Türkiye 2030 yılında su düşüncesine düşebilir
DSİ’ye nazaran Türkiye’nin şu an net kullanılabilir tatlı su kaynağı: 112 milyar m3 /yıl. Kişi başına düşen su ölçüsü 1500 m3/yıl.
Türkiye şu anda su gerilimi olan bir ülke olsa da 2030 yılında su problemine düşmesinin öngörüldüğü bilgisini veren Kadıoğlu, şöyle devam etti: “Artan nüfus, iklim değişikliği ve azalan su kaynakları nedeniyle Türkiye’de kişi başına kullanılabilir yıllık su ölçüsünün 1.000 m3’ün çok altına inmesi ile “su fakiri” olacağız.”
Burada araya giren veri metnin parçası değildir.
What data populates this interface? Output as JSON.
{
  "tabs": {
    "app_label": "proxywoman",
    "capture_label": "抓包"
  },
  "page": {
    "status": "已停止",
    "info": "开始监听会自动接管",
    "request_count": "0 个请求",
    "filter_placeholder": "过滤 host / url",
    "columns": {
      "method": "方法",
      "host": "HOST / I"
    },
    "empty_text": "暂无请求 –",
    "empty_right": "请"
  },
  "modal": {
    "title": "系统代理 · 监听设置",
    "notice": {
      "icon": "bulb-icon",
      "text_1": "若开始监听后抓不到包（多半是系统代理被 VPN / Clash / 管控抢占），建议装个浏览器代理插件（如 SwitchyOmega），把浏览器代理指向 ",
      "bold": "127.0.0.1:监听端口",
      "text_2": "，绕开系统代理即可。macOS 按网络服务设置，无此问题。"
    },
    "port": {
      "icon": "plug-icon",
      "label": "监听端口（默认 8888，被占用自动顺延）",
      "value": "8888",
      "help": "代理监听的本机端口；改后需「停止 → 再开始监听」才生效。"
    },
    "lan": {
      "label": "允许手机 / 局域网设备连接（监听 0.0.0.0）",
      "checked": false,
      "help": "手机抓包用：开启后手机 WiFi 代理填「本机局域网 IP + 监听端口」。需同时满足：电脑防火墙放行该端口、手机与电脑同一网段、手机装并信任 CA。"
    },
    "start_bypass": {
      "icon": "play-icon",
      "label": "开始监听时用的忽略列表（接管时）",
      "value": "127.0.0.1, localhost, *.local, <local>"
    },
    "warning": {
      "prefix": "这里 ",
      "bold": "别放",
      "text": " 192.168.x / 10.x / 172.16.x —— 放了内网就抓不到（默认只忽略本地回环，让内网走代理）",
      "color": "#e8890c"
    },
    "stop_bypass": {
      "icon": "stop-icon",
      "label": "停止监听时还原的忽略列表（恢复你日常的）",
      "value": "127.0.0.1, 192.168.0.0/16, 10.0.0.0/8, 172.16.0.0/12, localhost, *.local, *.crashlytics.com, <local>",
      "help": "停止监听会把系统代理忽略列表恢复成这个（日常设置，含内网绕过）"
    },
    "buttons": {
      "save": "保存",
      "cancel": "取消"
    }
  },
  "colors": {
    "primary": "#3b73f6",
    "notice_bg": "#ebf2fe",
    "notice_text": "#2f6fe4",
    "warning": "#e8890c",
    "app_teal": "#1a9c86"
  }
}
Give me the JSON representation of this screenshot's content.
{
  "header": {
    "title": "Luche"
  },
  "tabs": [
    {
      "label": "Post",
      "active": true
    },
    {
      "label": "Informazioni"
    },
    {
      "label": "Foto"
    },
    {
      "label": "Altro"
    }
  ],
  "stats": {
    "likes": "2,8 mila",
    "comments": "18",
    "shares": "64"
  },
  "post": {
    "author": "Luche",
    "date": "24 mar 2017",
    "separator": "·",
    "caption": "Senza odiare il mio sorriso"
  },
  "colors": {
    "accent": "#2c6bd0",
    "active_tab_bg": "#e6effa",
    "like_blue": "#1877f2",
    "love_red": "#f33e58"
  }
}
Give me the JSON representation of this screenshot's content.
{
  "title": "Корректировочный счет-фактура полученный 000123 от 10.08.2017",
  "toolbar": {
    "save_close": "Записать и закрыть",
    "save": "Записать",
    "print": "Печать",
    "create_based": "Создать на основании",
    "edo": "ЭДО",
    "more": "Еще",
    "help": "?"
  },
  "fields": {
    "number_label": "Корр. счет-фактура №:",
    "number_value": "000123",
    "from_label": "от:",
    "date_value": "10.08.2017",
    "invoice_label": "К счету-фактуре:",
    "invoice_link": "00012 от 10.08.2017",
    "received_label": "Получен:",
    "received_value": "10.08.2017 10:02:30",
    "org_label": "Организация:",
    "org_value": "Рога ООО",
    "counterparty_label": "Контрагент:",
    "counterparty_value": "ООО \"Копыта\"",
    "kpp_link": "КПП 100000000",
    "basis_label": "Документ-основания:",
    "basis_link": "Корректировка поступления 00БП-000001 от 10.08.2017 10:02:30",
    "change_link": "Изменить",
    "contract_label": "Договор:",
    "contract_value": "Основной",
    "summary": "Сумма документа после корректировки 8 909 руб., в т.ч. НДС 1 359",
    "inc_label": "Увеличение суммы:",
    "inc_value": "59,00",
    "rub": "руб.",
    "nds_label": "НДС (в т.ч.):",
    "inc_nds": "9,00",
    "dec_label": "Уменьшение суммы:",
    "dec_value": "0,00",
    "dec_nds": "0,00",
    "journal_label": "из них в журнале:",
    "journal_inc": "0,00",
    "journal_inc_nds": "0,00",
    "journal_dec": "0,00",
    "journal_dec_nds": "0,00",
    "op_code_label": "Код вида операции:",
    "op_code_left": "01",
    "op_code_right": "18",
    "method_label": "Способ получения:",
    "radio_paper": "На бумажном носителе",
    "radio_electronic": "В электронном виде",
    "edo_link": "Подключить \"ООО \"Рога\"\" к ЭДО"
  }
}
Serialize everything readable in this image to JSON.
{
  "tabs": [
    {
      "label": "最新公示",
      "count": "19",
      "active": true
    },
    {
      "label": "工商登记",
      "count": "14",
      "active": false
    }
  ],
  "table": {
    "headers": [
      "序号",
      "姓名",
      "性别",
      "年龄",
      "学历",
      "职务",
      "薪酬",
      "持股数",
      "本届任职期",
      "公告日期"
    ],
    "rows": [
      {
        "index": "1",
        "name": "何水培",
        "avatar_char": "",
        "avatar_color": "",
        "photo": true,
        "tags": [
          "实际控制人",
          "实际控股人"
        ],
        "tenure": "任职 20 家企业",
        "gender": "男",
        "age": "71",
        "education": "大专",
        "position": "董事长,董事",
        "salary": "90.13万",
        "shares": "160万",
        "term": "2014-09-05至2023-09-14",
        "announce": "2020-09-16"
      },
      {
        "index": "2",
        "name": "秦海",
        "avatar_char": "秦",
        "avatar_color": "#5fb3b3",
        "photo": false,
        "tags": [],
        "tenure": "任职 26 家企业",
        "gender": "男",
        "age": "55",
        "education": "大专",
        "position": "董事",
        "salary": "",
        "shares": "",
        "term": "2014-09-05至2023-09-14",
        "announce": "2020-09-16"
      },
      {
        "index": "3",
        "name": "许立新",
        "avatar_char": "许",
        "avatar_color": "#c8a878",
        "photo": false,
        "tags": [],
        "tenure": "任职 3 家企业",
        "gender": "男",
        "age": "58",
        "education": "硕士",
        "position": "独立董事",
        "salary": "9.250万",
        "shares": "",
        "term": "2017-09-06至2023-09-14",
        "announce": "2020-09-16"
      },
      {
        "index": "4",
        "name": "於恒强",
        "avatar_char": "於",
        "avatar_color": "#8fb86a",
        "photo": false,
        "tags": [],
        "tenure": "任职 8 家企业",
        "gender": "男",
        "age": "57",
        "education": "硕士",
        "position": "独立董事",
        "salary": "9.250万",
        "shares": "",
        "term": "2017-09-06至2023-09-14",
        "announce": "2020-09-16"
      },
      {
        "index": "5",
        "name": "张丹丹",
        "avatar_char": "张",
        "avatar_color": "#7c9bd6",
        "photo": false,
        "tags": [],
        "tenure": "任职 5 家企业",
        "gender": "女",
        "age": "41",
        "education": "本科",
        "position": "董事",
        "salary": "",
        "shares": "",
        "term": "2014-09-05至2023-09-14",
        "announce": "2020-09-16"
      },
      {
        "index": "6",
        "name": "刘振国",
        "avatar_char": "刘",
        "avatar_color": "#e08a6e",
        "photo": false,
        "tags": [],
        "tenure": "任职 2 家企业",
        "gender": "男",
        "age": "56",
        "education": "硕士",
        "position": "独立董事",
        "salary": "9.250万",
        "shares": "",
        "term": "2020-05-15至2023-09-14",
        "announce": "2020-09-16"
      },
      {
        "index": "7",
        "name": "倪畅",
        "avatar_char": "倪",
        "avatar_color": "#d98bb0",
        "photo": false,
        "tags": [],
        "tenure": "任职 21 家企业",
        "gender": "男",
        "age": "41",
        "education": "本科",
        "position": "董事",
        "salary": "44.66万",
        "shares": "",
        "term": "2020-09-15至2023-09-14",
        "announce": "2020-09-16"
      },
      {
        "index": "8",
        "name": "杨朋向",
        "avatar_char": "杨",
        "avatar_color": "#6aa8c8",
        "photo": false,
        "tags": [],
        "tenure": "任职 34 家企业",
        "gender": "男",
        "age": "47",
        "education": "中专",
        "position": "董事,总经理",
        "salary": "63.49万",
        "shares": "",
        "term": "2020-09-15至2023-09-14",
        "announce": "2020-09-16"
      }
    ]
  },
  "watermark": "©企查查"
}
Sahip olduğumuz suyun yüzde 74’ünün ziraî sulamada kullanıldığını belirten Kadıoğlu, “En büyük sorun ziraî sulamanın çağdaş yapılamamasında. Ziraî sulamanın yüzde 88’i hala yabanî sulama. Suyun yüzde 50’si yolda kayboluyor. Kaçak yer altı suyu kullanımı su kaynaklarına ziyan veriyor” dedi.
Tarımsal sulamanın detaylarına bakıldığında ise damla sulamanın yaklaşık %1 iken, mikro sulamanın sıfıra yakın olduğunu belirten Kadıoğlu, “Damla ve mikro sulama ile değerli bir su tasarrufu mümkün fakat bunun için daha fazla teşvik ve eğitim gerekiyor” tabirlerinde bulundu.